Most managers are not keen on firing employees. But the reasons are normally different than you noted. And naming the puppy has never been a factor.
1. Cost. Cost of replacing employees is high. Recruiting, training, etc., is high in time and money for new staff. Severance for terminated employee. The fear factor is more in trying to make the best hiring decision in the first place. Then doing your best to put the new employee in the best situation to succeed.
2. Lawsuits. The potential costs of firing staff is always a concern.
3. Employee morale. Other employees often become worried for their own jobs when another staff member is fired. That can impair overall performance in a company or unit.
4. Better the devil you know. The cost and time required to replace, potential suits, overall corporate happiness may lead managers to conclude that keeping an underperforming employee is better than the unknown future. And there are no guarantees that the replacement will be an improvement.
5. Having to fire someone reflects poorly on the manager – leadership, training, hiring practices, etc.
Those are concerns most managers think about.
Now that said, there are equal arguments in the other direction.
Bad employees cost the company, especially in the long run. If a change has to be made, better to do it early rather than create even more issues and costs.
Also, if one person underperforms, that leads to unhappiness from others who must pick up the slack. In the longer term, unhappy competent staff either resent their extra work and leave for greener pastures. Or their performance also tapers off as they see the offenders go unpunished
In my experience, we want our managers to work to hire the best staff possible. Education is not high on the list. Experience and actual testing of competence are more important. Also, assessing personality – fit into organization, drive, enthusiasm, etc. – is crucial in predicting success.
If we have underperformers, we want to work with them to try and improve. But if it is determined they cannot be brought up to speed, they need to be fired. The long term cost to the company, affect on other employees, etc., is too high not to make the change. And we want to be clear to other employees that this is a one-time event and not the prelude to other changes.

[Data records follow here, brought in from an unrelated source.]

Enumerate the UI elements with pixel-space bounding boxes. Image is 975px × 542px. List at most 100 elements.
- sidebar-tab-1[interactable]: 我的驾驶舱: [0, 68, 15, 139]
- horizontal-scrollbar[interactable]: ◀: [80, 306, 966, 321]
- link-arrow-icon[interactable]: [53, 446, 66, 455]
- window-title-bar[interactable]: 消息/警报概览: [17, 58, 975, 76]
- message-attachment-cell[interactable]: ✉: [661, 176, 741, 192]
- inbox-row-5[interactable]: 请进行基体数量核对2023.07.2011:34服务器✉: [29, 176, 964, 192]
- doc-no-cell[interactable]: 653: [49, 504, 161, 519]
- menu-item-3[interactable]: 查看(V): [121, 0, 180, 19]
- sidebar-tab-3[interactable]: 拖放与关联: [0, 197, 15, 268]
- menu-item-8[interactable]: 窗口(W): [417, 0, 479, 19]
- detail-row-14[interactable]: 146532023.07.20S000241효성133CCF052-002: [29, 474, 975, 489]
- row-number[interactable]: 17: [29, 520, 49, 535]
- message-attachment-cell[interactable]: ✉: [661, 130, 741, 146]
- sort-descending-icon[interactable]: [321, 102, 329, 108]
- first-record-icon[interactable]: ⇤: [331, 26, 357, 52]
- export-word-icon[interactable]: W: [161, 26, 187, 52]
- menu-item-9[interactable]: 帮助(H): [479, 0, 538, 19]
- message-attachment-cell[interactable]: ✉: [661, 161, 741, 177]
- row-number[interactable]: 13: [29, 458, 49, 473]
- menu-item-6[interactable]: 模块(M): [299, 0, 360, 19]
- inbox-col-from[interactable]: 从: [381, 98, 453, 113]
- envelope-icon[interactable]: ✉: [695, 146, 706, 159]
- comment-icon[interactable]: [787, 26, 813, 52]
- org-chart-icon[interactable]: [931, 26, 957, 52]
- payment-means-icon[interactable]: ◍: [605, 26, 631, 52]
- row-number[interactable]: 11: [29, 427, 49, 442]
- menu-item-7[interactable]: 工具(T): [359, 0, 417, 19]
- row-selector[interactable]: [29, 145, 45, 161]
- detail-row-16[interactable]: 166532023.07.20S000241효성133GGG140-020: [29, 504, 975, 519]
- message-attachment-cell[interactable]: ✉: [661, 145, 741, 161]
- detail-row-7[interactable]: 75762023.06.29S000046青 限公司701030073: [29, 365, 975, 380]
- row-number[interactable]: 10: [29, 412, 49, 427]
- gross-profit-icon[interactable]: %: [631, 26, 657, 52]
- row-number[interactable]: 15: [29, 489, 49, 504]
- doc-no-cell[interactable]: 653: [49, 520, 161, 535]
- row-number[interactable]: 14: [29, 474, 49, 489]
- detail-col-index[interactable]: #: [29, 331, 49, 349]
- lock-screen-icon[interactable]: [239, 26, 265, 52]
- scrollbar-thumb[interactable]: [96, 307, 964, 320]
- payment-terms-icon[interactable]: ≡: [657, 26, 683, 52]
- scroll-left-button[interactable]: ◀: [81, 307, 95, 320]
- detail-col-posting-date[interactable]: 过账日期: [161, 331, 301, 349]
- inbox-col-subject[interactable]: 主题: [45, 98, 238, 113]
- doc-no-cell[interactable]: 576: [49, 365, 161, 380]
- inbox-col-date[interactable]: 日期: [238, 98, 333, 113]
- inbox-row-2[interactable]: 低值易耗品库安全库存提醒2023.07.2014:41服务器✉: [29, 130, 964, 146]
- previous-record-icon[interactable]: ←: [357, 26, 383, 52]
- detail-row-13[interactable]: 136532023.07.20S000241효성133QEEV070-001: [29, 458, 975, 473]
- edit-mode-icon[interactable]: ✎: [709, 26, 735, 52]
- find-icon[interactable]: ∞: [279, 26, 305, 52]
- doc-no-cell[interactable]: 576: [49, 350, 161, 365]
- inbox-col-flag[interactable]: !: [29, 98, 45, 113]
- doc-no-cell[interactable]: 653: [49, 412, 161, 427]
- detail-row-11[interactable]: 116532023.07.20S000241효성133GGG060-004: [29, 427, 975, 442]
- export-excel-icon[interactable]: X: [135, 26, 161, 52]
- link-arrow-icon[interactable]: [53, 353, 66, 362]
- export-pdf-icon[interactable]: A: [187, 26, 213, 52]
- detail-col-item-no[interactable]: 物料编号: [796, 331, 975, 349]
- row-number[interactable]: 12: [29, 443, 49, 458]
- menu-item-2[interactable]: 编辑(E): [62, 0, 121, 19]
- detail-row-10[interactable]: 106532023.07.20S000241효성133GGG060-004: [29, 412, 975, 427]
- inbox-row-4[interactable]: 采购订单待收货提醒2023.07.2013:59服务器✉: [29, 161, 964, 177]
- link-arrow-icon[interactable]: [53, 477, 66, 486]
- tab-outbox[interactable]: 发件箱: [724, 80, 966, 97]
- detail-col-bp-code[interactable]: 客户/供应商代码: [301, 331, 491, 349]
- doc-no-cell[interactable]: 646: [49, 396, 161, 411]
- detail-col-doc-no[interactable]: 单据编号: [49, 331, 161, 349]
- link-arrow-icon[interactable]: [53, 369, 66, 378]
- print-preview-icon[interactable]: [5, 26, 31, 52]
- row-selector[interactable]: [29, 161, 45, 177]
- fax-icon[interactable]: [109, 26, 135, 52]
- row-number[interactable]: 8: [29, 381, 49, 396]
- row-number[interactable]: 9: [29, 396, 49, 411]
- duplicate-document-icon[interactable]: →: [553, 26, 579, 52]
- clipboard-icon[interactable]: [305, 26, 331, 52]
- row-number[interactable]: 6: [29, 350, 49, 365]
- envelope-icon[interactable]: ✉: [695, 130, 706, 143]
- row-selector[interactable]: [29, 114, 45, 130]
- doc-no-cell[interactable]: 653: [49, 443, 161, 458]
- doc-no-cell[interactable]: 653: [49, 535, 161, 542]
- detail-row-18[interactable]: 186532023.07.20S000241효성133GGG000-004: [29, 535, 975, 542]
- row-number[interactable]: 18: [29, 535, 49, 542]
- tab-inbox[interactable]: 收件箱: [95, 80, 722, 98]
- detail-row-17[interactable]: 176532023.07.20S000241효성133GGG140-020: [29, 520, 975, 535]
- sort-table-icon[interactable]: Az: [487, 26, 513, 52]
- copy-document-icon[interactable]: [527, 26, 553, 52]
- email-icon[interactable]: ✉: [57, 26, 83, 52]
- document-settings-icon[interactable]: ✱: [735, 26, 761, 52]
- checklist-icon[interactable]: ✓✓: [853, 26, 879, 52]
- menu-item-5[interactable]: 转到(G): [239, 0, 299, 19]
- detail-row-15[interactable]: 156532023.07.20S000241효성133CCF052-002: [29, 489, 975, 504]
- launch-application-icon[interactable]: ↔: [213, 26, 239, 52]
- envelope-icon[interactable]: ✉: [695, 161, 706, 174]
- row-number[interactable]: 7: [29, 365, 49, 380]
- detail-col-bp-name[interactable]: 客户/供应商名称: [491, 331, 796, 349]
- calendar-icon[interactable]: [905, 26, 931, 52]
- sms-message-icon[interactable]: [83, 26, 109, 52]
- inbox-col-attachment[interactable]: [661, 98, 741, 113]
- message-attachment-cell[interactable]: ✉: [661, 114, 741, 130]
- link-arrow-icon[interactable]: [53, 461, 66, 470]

For additional wealth and business commentary, please visit http://www.personalwm.com.
leesus
Feb 6 2012 at 4:57pm
I deal with this on a daily basis. We are specifically instructed to look at a candidates growth path for at least the next two levels. So, unless i can see your growth to team lead and beyond…. “NO HIRE!”
And as a result, we pass on many of the most amazing developers i have ever met. Our “up or out” policy means that hiring the best developers will never happen.
in the end, we don’t hire developers… we hire future leads and managers. Unfortunately these are not overlapping skill sets, and invariably leads to hiring subpar developers.
Glen S. McGhee
Feb 7 2012 at 6:20pm
Sometimes, employers find a way to ease their guilt feelings — by progressively increasing salaries, until they are ridiculously high, and then they fire. This was done when a consultant was brought in to implement new software and training of line staff. Then they were let go.
The other piece was “mobbing” (wiki is good on this) — thwarting the individual and frustrating them in order to produce unacceptable behaviors, for which the worker was held responsible and then fired. This is often called cubicling.
An especially egregious example in Florida’s community colleges is “Max and Me” by Marion Brady.